Both Mercer and Bauer are still involved with their work serving those in need. In fact, Mercer is vice chairman of The Life Hub and helped serve as a catalyst to bring Salvation Army and The Life Hub together on last week’s re-opening of the Salvation Army shelter facility.

Project HOPE continues to work well with The Life Hub, officials noted. Last week, The Life Hub applauded Project HOPE for bringing their services directly to the shelter location at the former First English Lutheran Church facility on 16th Street in Wheeling and the new Salvation Army site.

“They are a wonderful community partner,” The Life Hub team said in a statement posted and shared on social media. “The street medical outreach stewardship they have been providing over the years for our unsheltered neighbors has saved many lives.”

The Life Hub thanked Project HOPE for their regular weekly visits to the shelters and for their “life-saving services” and partnership.

“When medical teams show up for our unsheltered neighbors, they strengthen the whole community, reminding us that compassion is powerful, healing is possible and every life has value,” The Life Hub team noted.

Amy Martinkosky is the new Project HOPE coordinator, working along with Dr. William Przybysz and others on the staff, along with several volunteers.

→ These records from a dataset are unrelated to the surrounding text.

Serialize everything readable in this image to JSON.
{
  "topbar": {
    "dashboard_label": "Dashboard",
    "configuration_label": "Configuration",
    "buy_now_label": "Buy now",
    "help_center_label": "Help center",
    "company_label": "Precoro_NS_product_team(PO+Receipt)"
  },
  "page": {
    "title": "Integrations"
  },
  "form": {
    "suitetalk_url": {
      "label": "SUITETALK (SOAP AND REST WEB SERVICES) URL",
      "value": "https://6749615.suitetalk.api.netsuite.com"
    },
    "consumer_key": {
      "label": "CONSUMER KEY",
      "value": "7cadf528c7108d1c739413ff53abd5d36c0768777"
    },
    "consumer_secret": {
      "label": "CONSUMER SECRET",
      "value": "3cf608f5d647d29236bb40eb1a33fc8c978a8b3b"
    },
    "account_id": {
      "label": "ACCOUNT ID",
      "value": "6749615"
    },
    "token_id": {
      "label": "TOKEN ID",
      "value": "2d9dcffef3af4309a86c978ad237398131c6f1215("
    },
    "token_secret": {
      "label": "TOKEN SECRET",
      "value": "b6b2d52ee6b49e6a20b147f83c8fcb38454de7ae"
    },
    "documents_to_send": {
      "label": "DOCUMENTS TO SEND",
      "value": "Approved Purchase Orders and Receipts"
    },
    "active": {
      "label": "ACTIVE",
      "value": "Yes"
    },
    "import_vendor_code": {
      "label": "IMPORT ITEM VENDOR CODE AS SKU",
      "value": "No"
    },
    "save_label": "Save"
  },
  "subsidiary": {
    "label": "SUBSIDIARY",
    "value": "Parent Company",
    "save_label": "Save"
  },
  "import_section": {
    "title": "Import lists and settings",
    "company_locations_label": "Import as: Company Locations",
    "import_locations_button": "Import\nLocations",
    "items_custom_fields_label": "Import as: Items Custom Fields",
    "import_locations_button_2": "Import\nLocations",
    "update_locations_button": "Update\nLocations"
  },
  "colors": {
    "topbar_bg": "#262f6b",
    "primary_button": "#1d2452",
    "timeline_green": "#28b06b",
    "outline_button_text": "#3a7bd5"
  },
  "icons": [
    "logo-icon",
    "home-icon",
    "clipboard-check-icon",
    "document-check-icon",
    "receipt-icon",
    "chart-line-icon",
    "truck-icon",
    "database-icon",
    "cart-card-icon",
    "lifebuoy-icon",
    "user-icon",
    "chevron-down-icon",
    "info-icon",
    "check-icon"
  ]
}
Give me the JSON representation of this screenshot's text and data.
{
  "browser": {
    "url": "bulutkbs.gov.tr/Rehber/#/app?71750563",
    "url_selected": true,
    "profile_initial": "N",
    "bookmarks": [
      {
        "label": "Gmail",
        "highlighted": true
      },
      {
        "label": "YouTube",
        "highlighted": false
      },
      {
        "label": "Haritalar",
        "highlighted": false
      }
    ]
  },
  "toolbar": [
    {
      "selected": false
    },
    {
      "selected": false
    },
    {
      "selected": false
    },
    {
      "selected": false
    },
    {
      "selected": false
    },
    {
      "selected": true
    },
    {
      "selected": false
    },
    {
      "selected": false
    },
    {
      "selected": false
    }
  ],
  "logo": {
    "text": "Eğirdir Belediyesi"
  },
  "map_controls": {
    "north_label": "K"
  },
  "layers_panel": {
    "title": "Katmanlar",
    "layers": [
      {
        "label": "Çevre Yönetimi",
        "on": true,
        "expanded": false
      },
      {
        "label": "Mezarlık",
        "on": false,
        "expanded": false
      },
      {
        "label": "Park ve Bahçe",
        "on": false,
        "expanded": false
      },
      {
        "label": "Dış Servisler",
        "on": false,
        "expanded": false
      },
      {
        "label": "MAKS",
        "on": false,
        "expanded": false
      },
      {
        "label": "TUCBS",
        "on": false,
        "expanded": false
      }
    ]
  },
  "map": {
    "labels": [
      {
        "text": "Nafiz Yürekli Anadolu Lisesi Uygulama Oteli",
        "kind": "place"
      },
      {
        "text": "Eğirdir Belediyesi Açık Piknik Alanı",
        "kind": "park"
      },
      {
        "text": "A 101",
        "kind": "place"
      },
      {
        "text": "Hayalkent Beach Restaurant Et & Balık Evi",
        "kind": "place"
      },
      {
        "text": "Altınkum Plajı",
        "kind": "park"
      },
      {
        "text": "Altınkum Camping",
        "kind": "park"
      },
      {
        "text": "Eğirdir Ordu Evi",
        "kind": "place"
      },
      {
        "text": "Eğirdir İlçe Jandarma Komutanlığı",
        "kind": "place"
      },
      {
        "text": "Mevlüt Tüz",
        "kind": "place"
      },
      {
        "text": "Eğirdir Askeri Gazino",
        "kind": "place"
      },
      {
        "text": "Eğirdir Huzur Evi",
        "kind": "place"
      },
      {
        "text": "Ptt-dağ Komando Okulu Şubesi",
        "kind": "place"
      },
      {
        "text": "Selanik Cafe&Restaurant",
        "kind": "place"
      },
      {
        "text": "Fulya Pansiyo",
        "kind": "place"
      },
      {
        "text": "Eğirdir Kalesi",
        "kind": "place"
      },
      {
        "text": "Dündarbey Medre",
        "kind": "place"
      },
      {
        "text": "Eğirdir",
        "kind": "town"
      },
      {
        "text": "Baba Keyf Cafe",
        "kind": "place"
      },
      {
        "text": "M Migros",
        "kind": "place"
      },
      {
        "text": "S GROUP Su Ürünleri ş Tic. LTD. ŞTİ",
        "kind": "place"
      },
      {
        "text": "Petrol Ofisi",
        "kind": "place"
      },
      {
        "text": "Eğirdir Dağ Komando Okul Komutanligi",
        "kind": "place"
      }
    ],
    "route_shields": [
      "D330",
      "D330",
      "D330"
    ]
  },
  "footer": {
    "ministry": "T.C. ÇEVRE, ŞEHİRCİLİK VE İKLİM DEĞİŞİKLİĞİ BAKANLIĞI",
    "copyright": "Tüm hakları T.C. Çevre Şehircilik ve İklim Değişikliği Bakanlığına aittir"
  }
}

“The Life Hub did a very big lift to bring this program where it is right now — to be able to service those individuals who had to leave the camp,” Gamble noted. “The Life Hub has done the heavy lifting on this to try to make this transition smooth. I think they’re doing a great job. Project HOPE is just there to provide one part of the care and services that make up a larger effort … . Project HOPE is just a small part of that doing the health and medical side.”